Saturday Morning Gaming: Three Person Chess
Chess is probably something we could write about at length… the various openings like The Spanish Game, The Italian Game, Two Knights Defense (my favorite), and so on. It’s a great game for uncles to teach to nephews and for nephews to eventually defeat uncles at. I haven’t played in about a decade, though… until…
We visited some dear friends for the Holidays last night and the boys got a set of Chess For Three for Christmas. (It was that exact set, but I can’t find a version for sale here in the US! Which is weird!)

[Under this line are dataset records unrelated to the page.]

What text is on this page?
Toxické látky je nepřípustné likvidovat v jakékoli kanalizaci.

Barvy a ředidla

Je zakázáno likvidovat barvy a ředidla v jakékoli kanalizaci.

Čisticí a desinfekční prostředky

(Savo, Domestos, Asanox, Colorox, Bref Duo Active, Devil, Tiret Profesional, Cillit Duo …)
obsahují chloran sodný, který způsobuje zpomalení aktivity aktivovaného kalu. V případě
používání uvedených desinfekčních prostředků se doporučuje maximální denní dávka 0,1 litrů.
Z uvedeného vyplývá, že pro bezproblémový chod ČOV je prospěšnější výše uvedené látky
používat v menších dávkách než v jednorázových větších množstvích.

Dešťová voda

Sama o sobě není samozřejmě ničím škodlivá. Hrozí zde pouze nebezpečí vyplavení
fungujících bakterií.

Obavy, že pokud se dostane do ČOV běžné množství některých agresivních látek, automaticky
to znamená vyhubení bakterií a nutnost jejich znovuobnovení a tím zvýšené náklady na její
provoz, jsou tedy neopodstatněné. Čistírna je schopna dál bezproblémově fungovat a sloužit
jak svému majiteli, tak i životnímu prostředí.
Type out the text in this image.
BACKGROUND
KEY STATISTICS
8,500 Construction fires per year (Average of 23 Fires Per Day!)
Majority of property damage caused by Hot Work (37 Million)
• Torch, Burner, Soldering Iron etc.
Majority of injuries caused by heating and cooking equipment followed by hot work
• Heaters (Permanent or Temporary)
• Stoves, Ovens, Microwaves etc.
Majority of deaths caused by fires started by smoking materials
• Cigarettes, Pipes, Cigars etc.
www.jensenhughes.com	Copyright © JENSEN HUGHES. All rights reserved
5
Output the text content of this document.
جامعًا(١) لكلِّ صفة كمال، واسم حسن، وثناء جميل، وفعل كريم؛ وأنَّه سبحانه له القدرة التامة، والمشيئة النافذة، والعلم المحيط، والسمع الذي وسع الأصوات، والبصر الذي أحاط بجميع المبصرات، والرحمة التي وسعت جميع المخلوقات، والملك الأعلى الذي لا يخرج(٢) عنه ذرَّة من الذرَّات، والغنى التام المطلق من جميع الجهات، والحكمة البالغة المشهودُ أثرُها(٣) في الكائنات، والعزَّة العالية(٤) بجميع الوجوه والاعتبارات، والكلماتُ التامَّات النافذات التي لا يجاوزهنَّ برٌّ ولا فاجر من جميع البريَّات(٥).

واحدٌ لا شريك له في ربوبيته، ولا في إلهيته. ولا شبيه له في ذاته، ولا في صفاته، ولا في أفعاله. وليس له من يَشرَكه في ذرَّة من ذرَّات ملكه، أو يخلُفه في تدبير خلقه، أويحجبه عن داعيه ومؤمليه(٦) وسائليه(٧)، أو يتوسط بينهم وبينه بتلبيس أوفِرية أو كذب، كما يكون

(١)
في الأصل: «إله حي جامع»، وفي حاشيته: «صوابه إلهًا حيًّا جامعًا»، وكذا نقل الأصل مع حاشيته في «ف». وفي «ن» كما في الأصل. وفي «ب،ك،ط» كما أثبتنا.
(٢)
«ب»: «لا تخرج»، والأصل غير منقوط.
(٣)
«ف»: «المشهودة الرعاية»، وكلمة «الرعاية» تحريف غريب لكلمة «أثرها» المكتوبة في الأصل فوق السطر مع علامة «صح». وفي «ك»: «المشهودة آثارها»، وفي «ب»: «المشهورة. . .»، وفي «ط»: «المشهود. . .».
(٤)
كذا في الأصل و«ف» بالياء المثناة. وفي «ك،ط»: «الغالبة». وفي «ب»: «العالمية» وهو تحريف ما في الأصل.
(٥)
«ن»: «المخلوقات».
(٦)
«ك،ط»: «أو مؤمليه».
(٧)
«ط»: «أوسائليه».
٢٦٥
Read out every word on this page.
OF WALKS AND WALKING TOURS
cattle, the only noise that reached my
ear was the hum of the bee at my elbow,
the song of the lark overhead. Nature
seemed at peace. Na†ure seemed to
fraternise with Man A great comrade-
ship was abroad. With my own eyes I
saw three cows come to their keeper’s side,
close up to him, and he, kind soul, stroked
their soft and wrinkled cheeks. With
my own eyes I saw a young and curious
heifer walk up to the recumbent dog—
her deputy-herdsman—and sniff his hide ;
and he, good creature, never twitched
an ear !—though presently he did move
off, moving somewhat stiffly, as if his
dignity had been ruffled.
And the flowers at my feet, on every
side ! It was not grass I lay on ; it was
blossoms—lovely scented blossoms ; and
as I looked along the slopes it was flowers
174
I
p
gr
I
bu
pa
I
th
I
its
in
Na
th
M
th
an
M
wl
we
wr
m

I sat down to play a game and, golly, it’s something else. Here, check out the board:
The middle of the board, the circular part, is a void. You cannot end a piece’s movement in the void. See those swords? You can’t move your pieces past the handles of the swords *UNLESS* they border a player that has been checkmated. If they border a player that has not, then they cannot be moved past. The blades of the swords prevent pawns from moving past them… but the non-pawns cannot move past them.
What I found most interesting is the diagonals. See those loops? Those are the diagonals and they can, potentially, take you all the way around the board and back to your starting position.
The Bishop is probably the second-least interesting piece on the board, after the pawn, but on this particular board? Holy cow. They become about as interesting as the Rook. There are so very many more moves to consider before moving this or that piece.
Additionally, I found that having to watch two players make moves before your next one *COMPLETELY* wrecked any ability to path potential moves out.
When Chess is one-on-one, you can come up with a fairly decent ebb and flow of how the moves are going to go and you can see which moves you hope for and which ones you’re dreading and have a gameplan for either one.
With two people playing? Absolute chaos. Your best laid plans will go aft agley within seconds. There’s also an issue of how it’s easier to play against the player on your left but much more difficult to play against the player on your right… and also how a game where you switch where your two opponents are sitting will result in a COMPLETELY different game.
I tried to open with something like Two Knights but there’s no real center to the board to control anymore. And when you get out there and start running around, you have to deal with two different threats and defend against two different directions.
Everything was so very different that it made this game that had grown familiar into something completely alien.
I still don’t know if I like it.
But if you have a couple of chessheads in your circle, maybe get them a copy of the game to play. Just be prepared to play both of them and receive a proper whuppin’.
So… what are you playing?
(Featured image is the board. Photo lifted from Amazon’s page selling the UK version.)